An adventure reads: "The base holds 5d soldiers and 2d+1 robots." Roll 5 dice for the soldiers, then roll 2 dice and add 1 for the robots. Every run of this encounter will be different.
Rounding Rules
Math in GURPS often produces fractions. Two different rounding rules apply depending on context — and getting them right matters for point costs.
| Context | Rule | Example |
|---|---|---|
| Point costs | Round up (fractions become the next whole number). For negative costs, "up" means toward zero. | 25% enhancement on 15-pt trait → 18.75 → 19 pts −7 pts × ½ = −3.5 → −3 pts |
| Character feats & combat | Round down (drop the fraction). Applies to lifting, jumping, damage, and all physical results. | 3 injury + 50% bonus = 4.5 → 4 pts of injury |
When a specific rule rounds differently — to the nearest whole number, or not at all — it says so explicitly in the text. If no instruction is given, use the two rules above based on whether you're calculating a cost or a result.
Metric Conversions
GURPS uses imperial units (feet, miles, pounds). The table below provides both a quick gaming approximation and the precise real-world metric equivalent.
| Imperial | Game Metric (approx.) | Real Metric (exact) |
|---|---|---|
| 1 inch | 2.5 cm | 2.54 cm |
| 1 foot | 30 cm | 30.48 cm |
| 1 yard | 1 meter | 0.914 m |
| 1 mile | 1.5 km | 1.609 km |
| 1 pound | 0.5 kg | 0.454 kg |
| 1 ton | 1 metric ton | 0.907 metric tons |
| 1 gallon | 4 liters | 3.785 liters |
| 1 quart | 1 liter | 0.946 liters |
| 1 ounce | 30 grams | 28.349 grams |
| 1 cubic inch | 16 cubic cm | 16.387 cu. cm |
| 1 cubic yard | 0.75 cubic m | 0.765 cubic m |
One degree Fahrenheit = 5/9 of one degree Celsius.
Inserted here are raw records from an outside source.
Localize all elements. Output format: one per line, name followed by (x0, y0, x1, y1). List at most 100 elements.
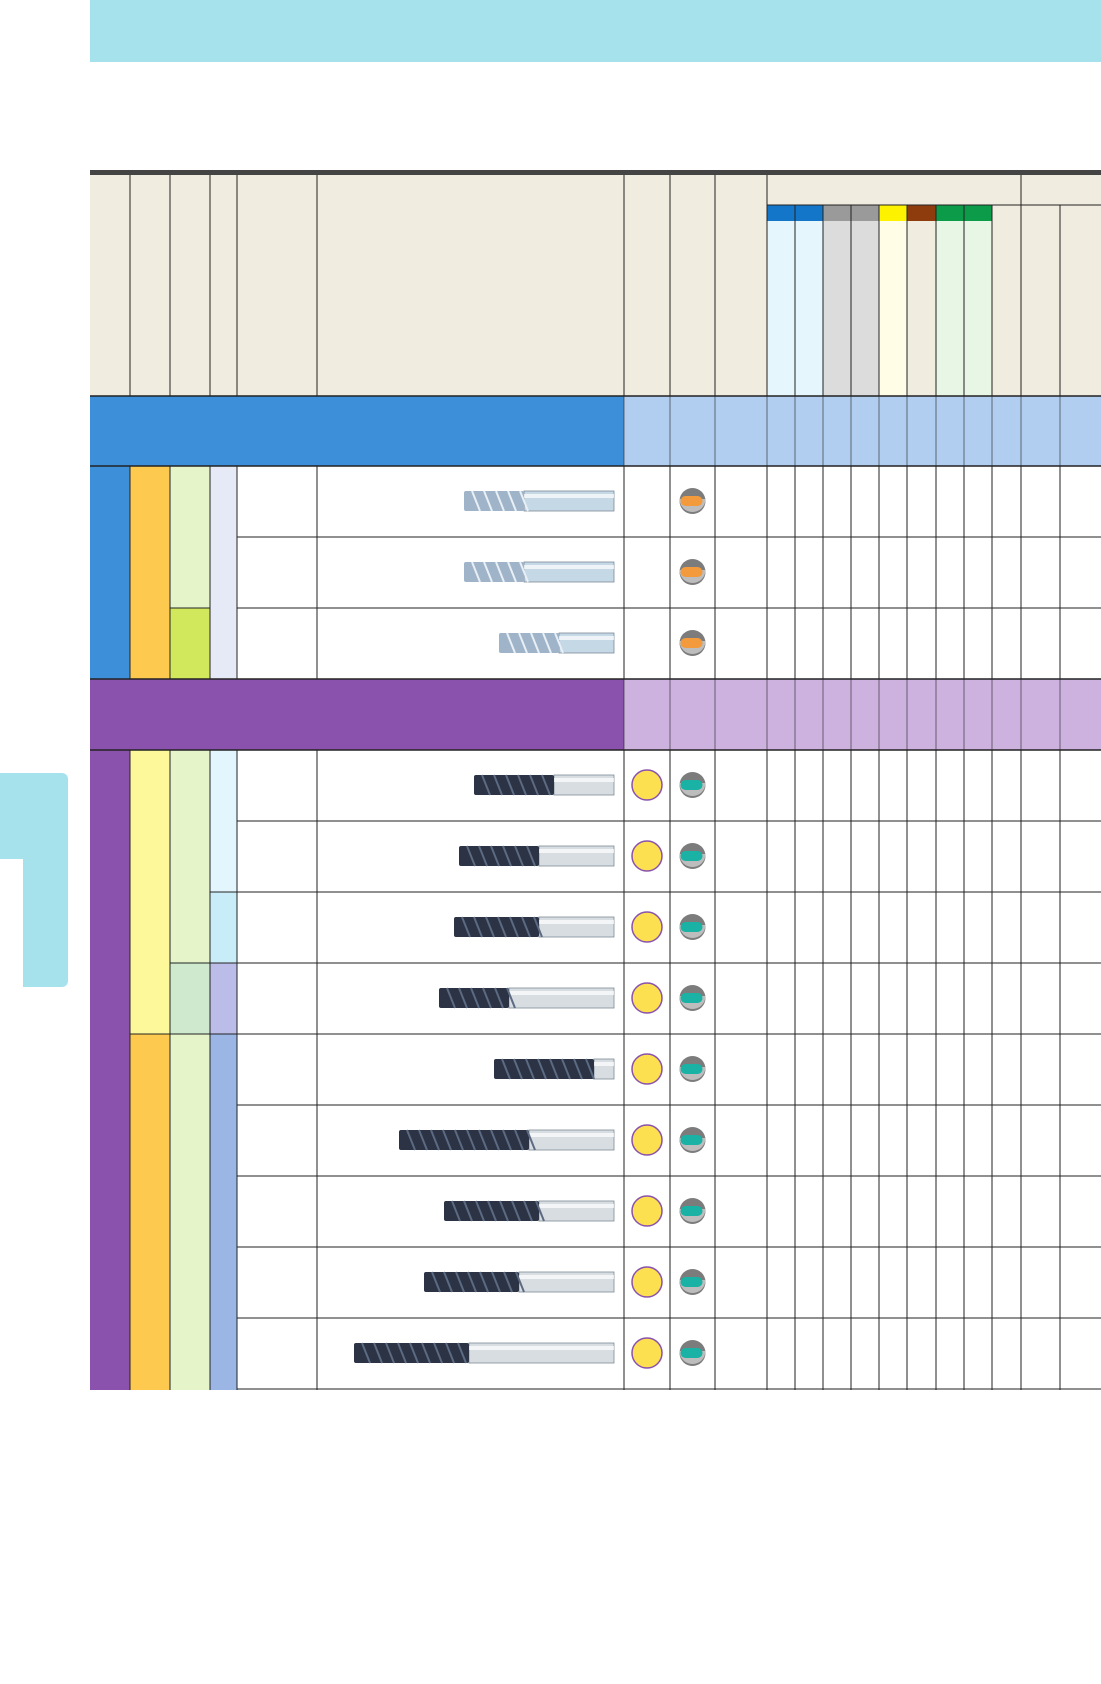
recommended-circle-icon (631, 1124, 663, 1156)
tool-flute-spiral (535, 1200, 545, 1222)
tool-flute-spiral (573, 1058, 583, 1080)
tool-flute-spiral (514, 1129, 524, 1151)
tool-shank-highlight (509, 991, 614, 995)
endmill-rougher-icon (424, 1271, 615, 1293)
tool-flute-spiral (406, 1129, 416, 1151)
tool-flute-spiral (458, 987, 468, 1009)
endmill-aluminium-rougher-icon (464, 490, 615, 512)
tool-shank-highlight (469, 1346, 614, 1350)
endmill-2flute-long-icon (459, 845, 615, 867)
tool-flute-spiral (493, 774, 503, 796)
tool-flute-spiral (511, 1200, 521, 1222)
material-column-tint (823, 221, 851, 396)
tool-shank-highlight (519, 1275, 614, 1279)
endmill-aluminium-wavy-icon (464, 561, 615, 583)
tool-shank-highlight (529, 1133, 614, 1137)
tool-flute-spiral (554, 632, 564, 654)
section-index-tab-extension[interactable] (23, 859, 68, 987)
top-banner (90, 0, 1101, 62)
coating-indicator-icon (679, 1269, 706, 1295)
tool-flute-spiral (490, 1129, 500, 1151)
recommended-circle-icon (631, 769, 663, 801)
tool-flute-spiral (385, 1342, 395, 1364)
material-column-tint (851, 221, 879, 396)
tool-flute-spiral (470, 987, 480, 1009)
coating-indicator-icon (679, 843, 706, 869)
group-band-purple-tint (624, 679, 1101, 750)
recommended-circle-icon (631, 1337, 663, 1369)
category-cell (170, 750, 210, 963)
material-key-swatch (879, 205, 907, 221)
tool-flute-spiral (514, 845, 524, 867)
tool-flute-spiral (533, 916, 543, 938)
tool-flute-spiral (585, 1058, 595, 1080)
tool-flute-spiral (495, 490, 505, 512)
tool-flute-spiral (509, 916, 519, 938)
tool-flute-spiral (490, 845, 500, 867)
category-cell (130, 466, 170, 679)
coating-indicator-icon (679, 1127, 706, 1153)
coating-band (680, 1064, 703, 1074)
category-cell (210, 750, 237, 892)
tool-flute-spiral (521, 916, 531, 938)
category-cell (210, 1034, 237, 1390)
tool-flute-spiral (467, 1271, 477, 1293)
material-key-swatch (907, 205, 936, 221)
tool-shank-highlight (554, 778, 614, 782)
tool-flute-spiral (499, 1200, 509, 1222)
tool-flute-spiral (506, 987, 516, 1009)
tool-flute-spiral (431, 1271, 441, 1293)
material-column-tint (907, 221, 936, 396)
coating-band (680, 1206, 703, 1216)
tool-flute-spiral (529, 774, 539, 796)
endmill-aluminium-short-icon (499, 632, 615, 654)
tool-flute-spiral (373, 1342, 383, 1364)
endmill-short-rougher-icon (494, 1058, 615, 1080)
group-sidebar-blue (90, 466, 130, 679)
tool-flute-spiral (561, 1058, 571, 1080)
endmill-4flute-icon (439, 987, 615, 1009)
tool-flute-spiral (530, 632, 540, 654)
tool-flute-spiral (397, 1342, 407, 1364)
table-graphic (90, 170, 1101, 1390)
endmill-rougher-long-icon (399, 1129, 615, 1151)
category-cell (130, 750, 170, 1034)
tool-shank-highlight (539, 1204, 614, 1208)
tool-flute-spiral (518, 632, 528, 654)
tool-flute-spiral (517, 774, 527, 796)
tool-flute-spiral (502, 845, 512, 867)
recommended-circle-icon (631, 911, 663, 943)
tool-flute-spiral (463, 1200, 473, 1222)
coating-indicator-icon (679, 559, 706, 585)
tool-shank-highlight (594, 1062, 614, 1066)
tool-flute-spiral (466, 845, 476, 867)
tool-flute-spiral (513, 1058, 523, 1080)
tool-flute-spiral (451, 1200, 461, 1222)
tool-flute-spiral (478, 845, 488, 867)
tool-selection-table (90, 170, 1101, 1390)
tool-flute-spiral (526, 1129, 536, 1151)
tool-flute-spiral (479, 1271, 489, 1293)
coating-indicator-icon (679, 914, 706, 940)
coating-indicator-icon (679, 772, 706, 798)
section-index-tab[interactable] (0, 773, 68, 859)
coating-indicator-icon (679, 1198, 706, 1224)
tool-flute-spiral (466, 1129, 476, 1151)
tool-flute-spiral (526, 845, 536, 867)
tool-flute-spiral (430, 1129, 440, 1151)
tool-flute-spiral (537, 1058, 547, 1080)
category-cell (170, 963, 210, 1034)
tool-flute-spiral (507, 490, 517, 512)
tool-flute-spiral (523, 1200, 533, 1222)
tool-flute-spiral (494, 987, 504, 1009)
material-column-tint (964, 221, 992, 396)
tool-shank-highlight (559, 636, 614, 640)
tool-flute-spiral (501, 1058, 511, 1080)
group-band-blue (90, 396, 624, 466)
tool-flute-spiral (502, 1129, 512, 1151)
endmill-3flute-icon (454, 916, 615, 938)
tool-flute-spiral (519, 561, 529, 583)
coating-band (680, 638, 703, 648)
tool-flutes (459, 846, 539, 866)
category-cell (170, 1034, 210, 1390)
To convert a thermometer reading: subtract 32 from the °F value, then multiply by 5/9. So 95°F → (95−32) × 5/9 = 63 × 5/9 = 35°C.
The "Game Metric" column is designed for fast mental conversion at the table. If a range is 30 yards, call it 30 meters. If a character carries 200 lbs., call it 100 kg. The rounding introduces minimal error and keeps the game moving.